Florida 4th DCA Opines on the Definition of “Marring” under an Insurance Policy

April 26, 2013

Ergas v. Universal Property & Casualty Co., Case No. 4D11-3803 (Fla. 4th DCA April 24, 2013)

This case came out this week detailing the definition of “marring” in the 4th DCA and upholding the marring exclusion to exclude coverage in dropped object cases.  It held, “Damage caused by the hammer dropping constituted marring and thus was excluded from policy coverage.”

In more detail, the insured brought suit based on the denial of a claim for damage as a result of a dropped hammer on a tile floor. Universal determined that the damage to the tile, about the size of a quarter, was not covered by the insured’s homeowner’s policy as such was excluded under exclusion number 2., which excludes damage  “Caused by: . . . (e) Any of the following:(1) Wear and tear, marring, deterioration . . . .”

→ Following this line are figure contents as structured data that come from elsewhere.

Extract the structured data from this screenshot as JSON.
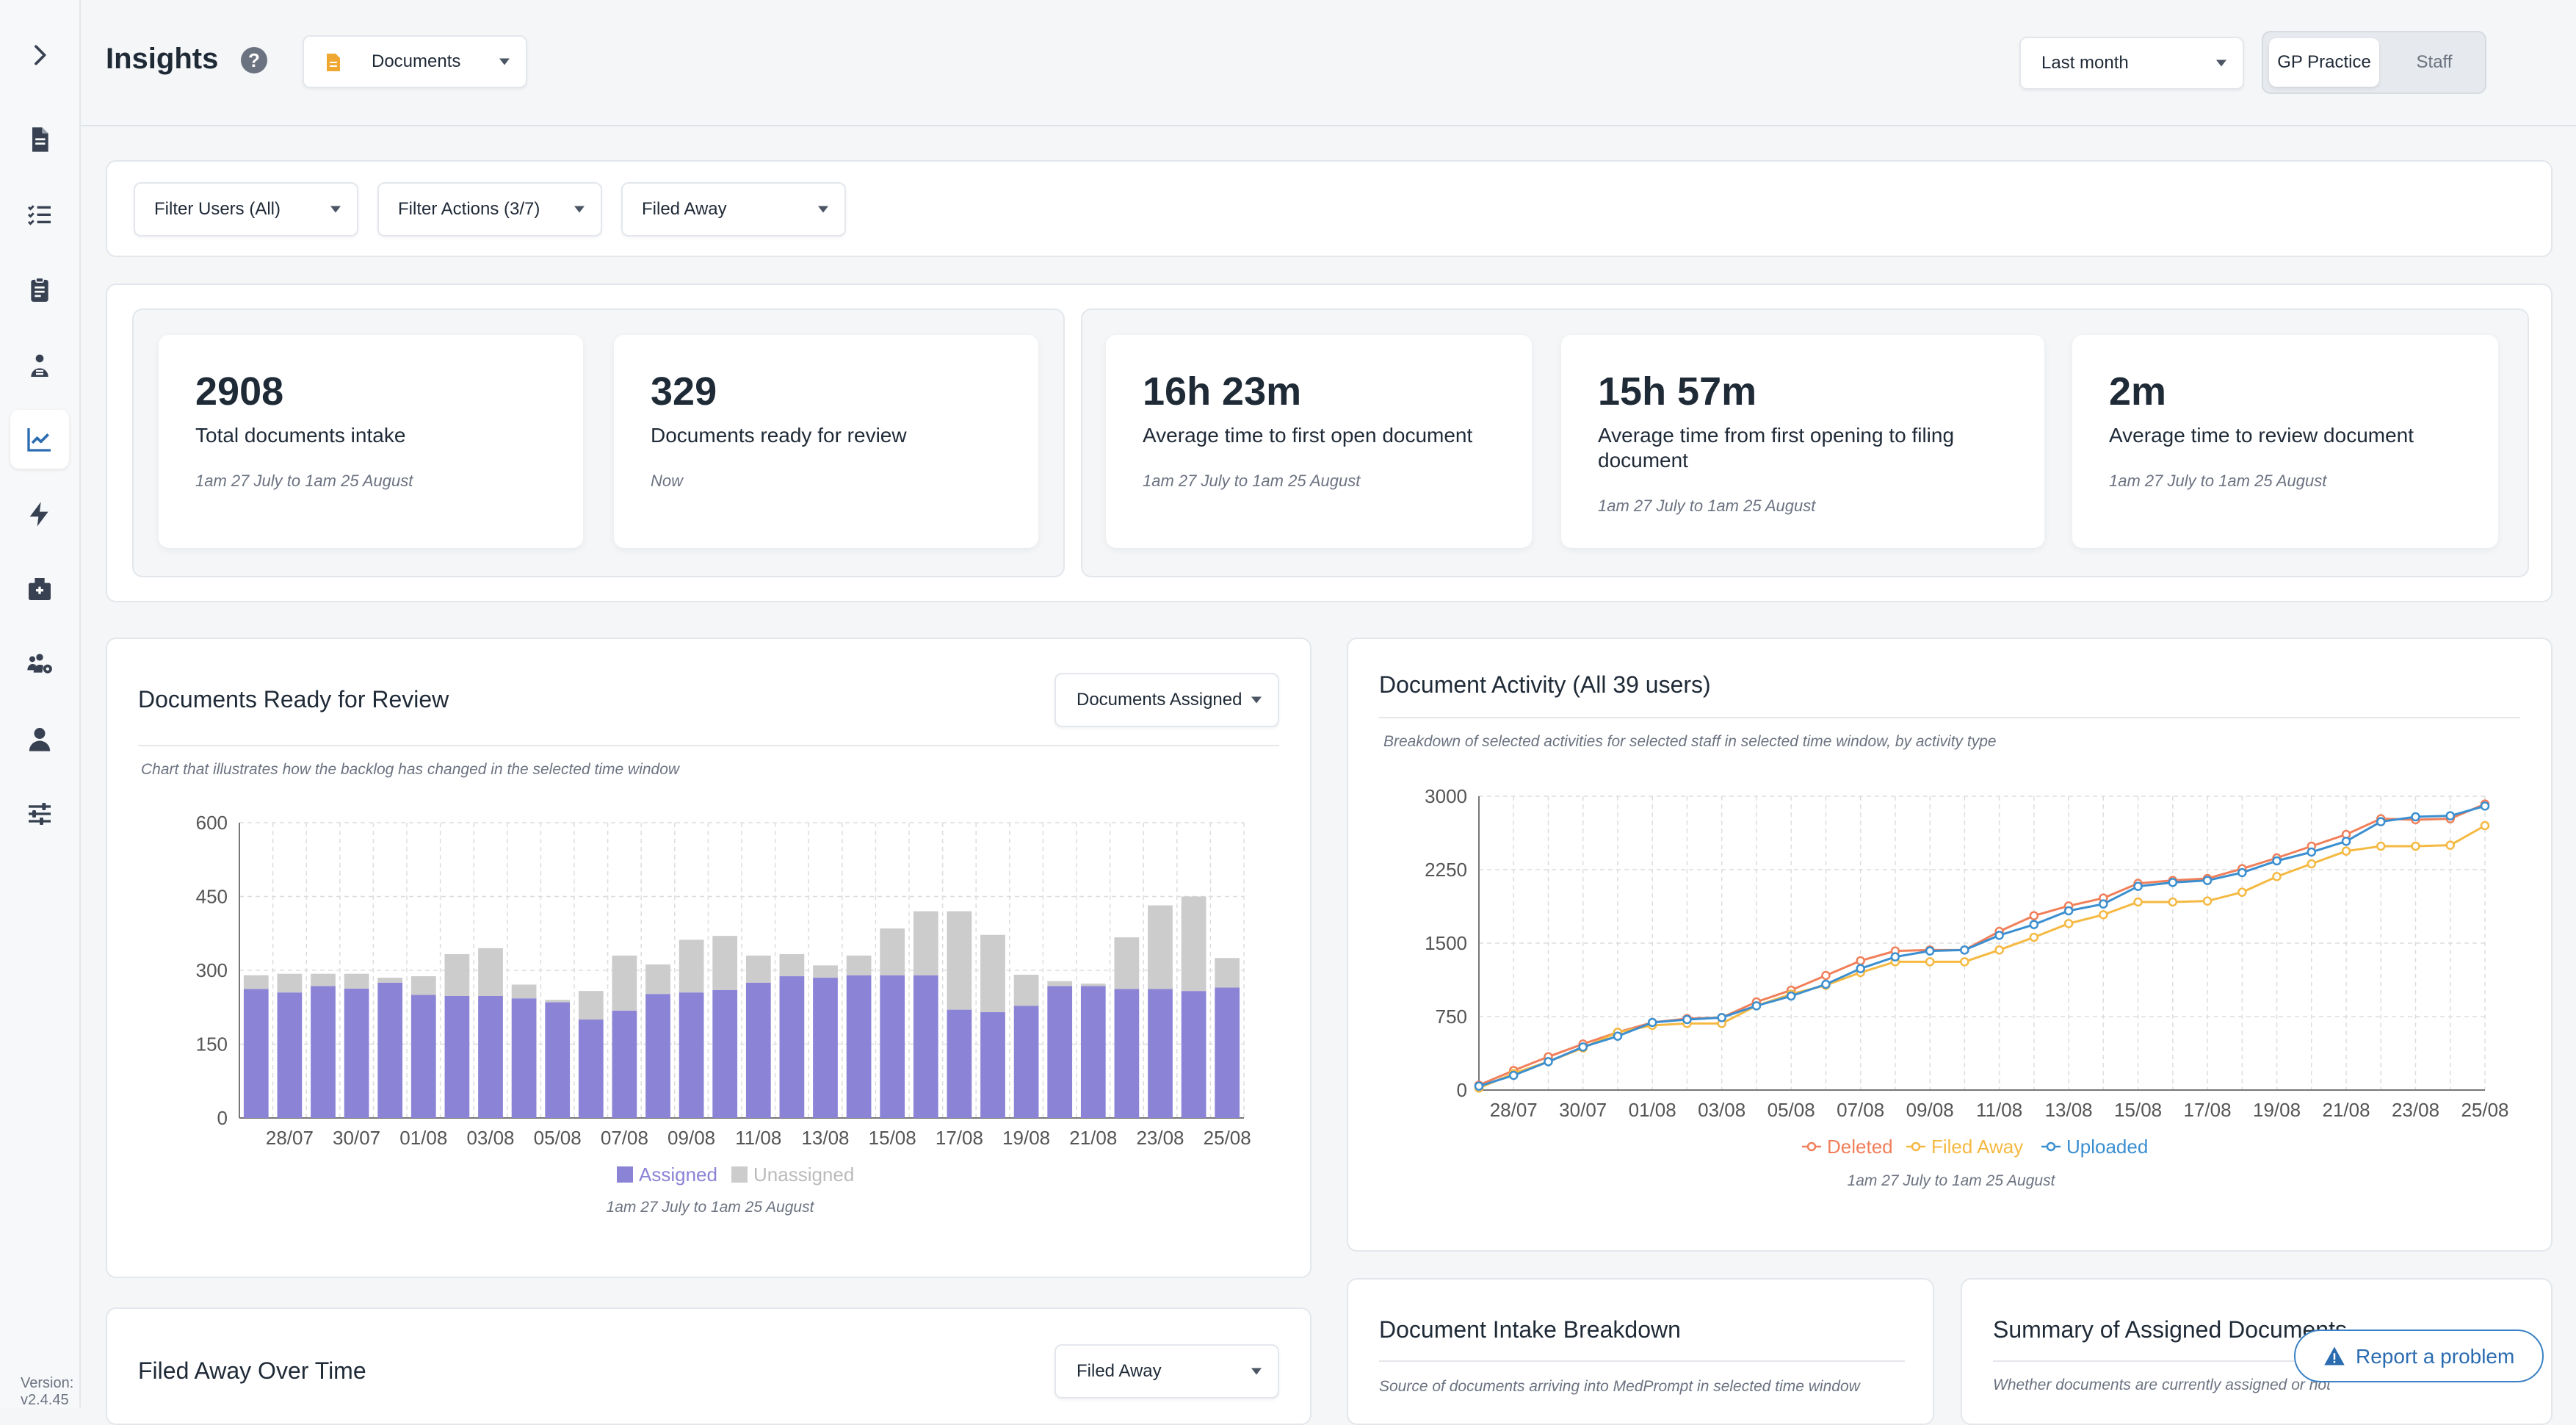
{
  "app": {
    "title": "Insights",
    "help_icon": "question-icon",
    "version": "Version: v2.4.45",
    "accent": "#8b83d6"
  },
  "sidebar": {
    "items": [
      {
        "icon": "chevron-right-icon"
      },
      {
        "icon": "document-icon"
      },
      {
        "icon": "checklist-icon"
      },
      {
        "icon": "clipboard-icon"
      },
      {
        "icon": "user-tasks-icon"
      },
      {
        "icon": "chart-line-icon",
        "active": true
      },
      {
        "icon": "lightning-icon"
      },
      {
        "icon": "hospital-icon"
      },
      {
        "icon": "users-gear-icon"
      },
      {
        "icon": "user-icon"
      },
      {
        "icon": "sliders-icon"
      }
    ]
  },
  "header": {
    "document_type": "Documents",
    "time_range": "Last month",
    "view_toggle": {
      "active": "GP Practice",
      "inactive": "Staff"
    }
  },
  "filters": {
    "users": "Filter Users (All)",
    "actions": "Filter Actions (3/7)",
    "status": "Filed Away"
  },
  "stats": [
    {
      "value": "2908",
      "label": "Total documents intake",
      "sub": "1am 27 July to 1am 25 August"
    },
    {
      "value": "329",
      "label": "Documents ready for review",
      "sub": "Now"
    },
    {
      "value": "16h 23m",
      "label": "Average time to first open document",
      "sub": "1am 27 July to 1am 25 August"
    },
    {
      "value": "15h 57m",
      "label": "Average time from first opening to filing document",
      "sub": "1am 27 July to 1am 25 August"
    },
    {
      "value": "2m",
      "label": "Average time to review document",
      "sub": "1am 27 July to 1am 25 August"
    }
  ],
  "panels": {
    "ready": {
      "title": "Documents Ready for Review",
      "dropdown": "Documents Assigned",
      "subtitle": "Chart that illustrates how the backlog has changed in the selected time window",
      "footer": "1am 27 July to 1am 25 August"
    },
    "activity": {
      "title": "Document Activity (All 39 users)",
      "subtitle": "Breakdown of selected activities for selected staff in selected time window, by activity type",
      "footer": "1am 27 July to 1am 25 August"
    },
    "filed": {
      "title": "Filed Away Over Time",
      "dropdown": "Filed Away"
    },
    "intake": {
      "title": "Document Intake Breakdown",
      "subtitle": "Source of documents arriving into MedPrompt in selected time window"
    },
    "summary": {
      "title": "Summary of Assigned Documents",
      "subtitle": "Whether documents are currently assigned or not"
    }
  },
  "report_button": {
    "label": "Report a problem",
    "icon": "warning-icon"
  },
  "chart_data": [
    {
      "type": "bar",
      "stacked": true,
      "x": [
        "27/07",
        "28/07",
        "29/07",
        "30/07",
        "31/07",
        "01/08",
        "02/08",
        "03/08",
        "04/08",
        "05/08",
        "06/08",
        "07/08",
        "08/08",
        "09/08",
        "10/08",
        "11/08",
        "12/08",
        "13/08",
        "14/08",
        "15/08",
        "16/08",
        "17/08",
        "18/08",
        "19/08",
        "20/08",
        "21/08",
        "22/08",
        "23/08",
        "24/08",
        "25/08"
      ],
      "tick_labels": [
        "28/07",
        "30/07",
        "01/08",
        "03/08",
        "05/08",
        "07/08",
        "09/08",
        "11/08",
        "13/08",
        "15/08",
        "17/08",
        "19/08",
        "21/08",
        "23/08",
        "25/08"
      ],
      "series": [
        {
          "name": "Assigned",
          "color": "#8b83d6",
          "values": [
            262,
            255,
            268,
            263,
            275,
            250,
            248,
            248,
            243,
            235,
            200,
            218,
            252,
            255,
            260,
            275,
            288,
            285,
            290,
            290,
            290,
            220,
            215,
            228,
            268,
            268,
            262,
            262,
            258,
            265
          ]
        },
        {
          "name": "Unassigned",
          "color": "#cccccc",
          "values": [
            28,
            38,
            25,
            30,
            10,
            38,
            85,
            97,
            28,
            5,
            58,
            112,
            60,
            107,
            110,
            55,
            45,
            25,
            40,
            95,
            130,
            200,
            157,
            63,
            10,
            5,
            105,
            170,
            192,
            60
          ]
        }
      ],
      "yticks": [
        0,
        150,
        300,
        450,
        600
      ],
      "ylim": [
        0,
        600
      ],
      "grid": true,
      "legend": "bottom"
    },
    {
      "type": "line",
      "x": [
        "27/07",
        "28/07",
        "29/07",
        "30/07",
        "31/07",
        "01/08",
        "02/08",
        "03/08",
        "04/08",
        "05/08",
        "06/08",
        "07/08",
        "08/08",
        "09/08",
        "10/08",
        "11/08",
        "12/08",
        "13/08",
        "14/08",
        "15/08",
        "16/08",
        "17/08",
        "18/08",
        "19/08",
        "20/08",
        "21/08",
        "22/08",
        "23/08",
        "24/08",
        "25/08"
      ],
      "tick_labels": [
        "28/07",
        "30/07",
        "01/08",
        "03/08",
        "05/08",
        "07/08",
        "09/08",
        "11/08",
        "13/08",
        "15/08",
        "17/08",
        "19/08",
        "21/08",
        "23/08",
        "25/08"
      ],
      "series": [
        {
          "name": "Deleted",
          "color": "#f07f5a",
          "values": [
            50,
            200,
            340,
            470,
            590,
            690,
            730,
            740,
            900,
            1020,
            1170,
            1320,
            1420,
            1430,
            1430,
            1620,
            1780,
            1880,
            1960,
            2110,
            2140,
            2160,
            2260,
            2370,
            2490,
            2610,
            2770,
            2760,
            2770,
            2920
          ]
        },
        {
          "name": "Filed Away",
          "color": "#f5b942",
          "values": [
            20,
            170,
            290,
            430,
            590,
            660,
            680,
            680,
            860,
            980,
            1070,
            1200,
            1310,
            1310,
            1310,
            1430,
            1560,
            1700,
            1790,
            1920,
            1920,
            1930,
            2020,
            2180,
            2310,
            2440,
            2490,
            2490,
            2500,
            2700
          ]
        },
        {
          "name": "Uploaded",
          "color": "#3b8fd0",
          "values": [
            40,
            150,
            290,
            440,
            550,
            690,
            720,
            740,
            860,
            960,
            1080,
            1240,
            1360,
            1420,
            1430,
            1580,
            1690,
            1830,
            1900,
            2080,
            2120,
            2140,
            2220,
            2340,
            2430,
            2540,
            2740,
            2790,
            2800,
            2900
          ]
        }
      ],
      "yticks": [
        0,
        750,
        1500,
        2250,
        3000
      ],
      "ylim": [
        0,
        3000
      ],
      "grid": true,
      "legend": "bottom"
    }
  ]
}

Specifically, the marring exclusion was the basis for the denial and on which summary judgment was granted at the trial court level. The Fourth District upheld the order granting the carrier’s Motion for Summary Judgment holding that the loss was a “…disfiguring mark; blemish… ” and not the same as “wear and tear.” The Fourth District concluded that the term marring was unambiguous and not covered based on the relevant exclusion.